The King sat alone at one end of the bright cloth. Ben Holiday, High Lord of Landover. He was staring out into the trees, lost in thought. The picnic was his invention, something they did in the world from which he came. He was introducing it to the others, giving them a new experience. They seemed to be enjoying it more than he was.

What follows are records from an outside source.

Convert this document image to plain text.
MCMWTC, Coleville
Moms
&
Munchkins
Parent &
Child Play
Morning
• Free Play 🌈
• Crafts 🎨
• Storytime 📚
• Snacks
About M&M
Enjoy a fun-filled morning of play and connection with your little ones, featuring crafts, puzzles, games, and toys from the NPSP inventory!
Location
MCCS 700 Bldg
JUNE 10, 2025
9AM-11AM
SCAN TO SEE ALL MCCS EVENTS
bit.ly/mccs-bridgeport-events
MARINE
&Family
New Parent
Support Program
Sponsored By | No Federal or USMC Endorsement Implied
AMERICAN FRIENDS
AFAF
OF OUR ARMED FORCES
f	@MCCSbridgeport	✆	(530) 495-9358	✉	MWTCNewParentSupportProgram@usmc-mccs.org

The crow with the red eyes sat perfectly still within the concealment of the branches of the old oak, cognizant of the adults but really interested only in the child. Other birds, some more dazzling in their plumage, some more sweet with their song, darted through the surrounding woods, flitting from here to there and back again, mindless and carefree. They were bold and heedless; the crow was purposefully invisible. No eye but the child’s would be cast; no attention but the child’s would be drawn. The crow had been waiting more than an hour for the child to notice it, for its unspoken summons to be heeded, for its silent command to be obeyed, and for the brilliant green eyes to be drawn upward into the leafy shadows. The child was walking about, playing at this and that, seemingly aimless but already searching.

Patience, then, the crow with the red eyes admonished. As with so much in life, patience.

Then the child was directly below, the small face lifting, the dazzling green eyes seeking and abruptly finding. The child’s eyes locked on the crow’s, emerald to crimson, human to bird. Words passed between them that did not need speaking, a silent exchange of thoughts on being and having, on want and loss, on the power of knowledge and the inexorable need to grow. The child stood as still as stone, staring up, and knew there was something vast and wondrous to be learned if the proper teacher could be found.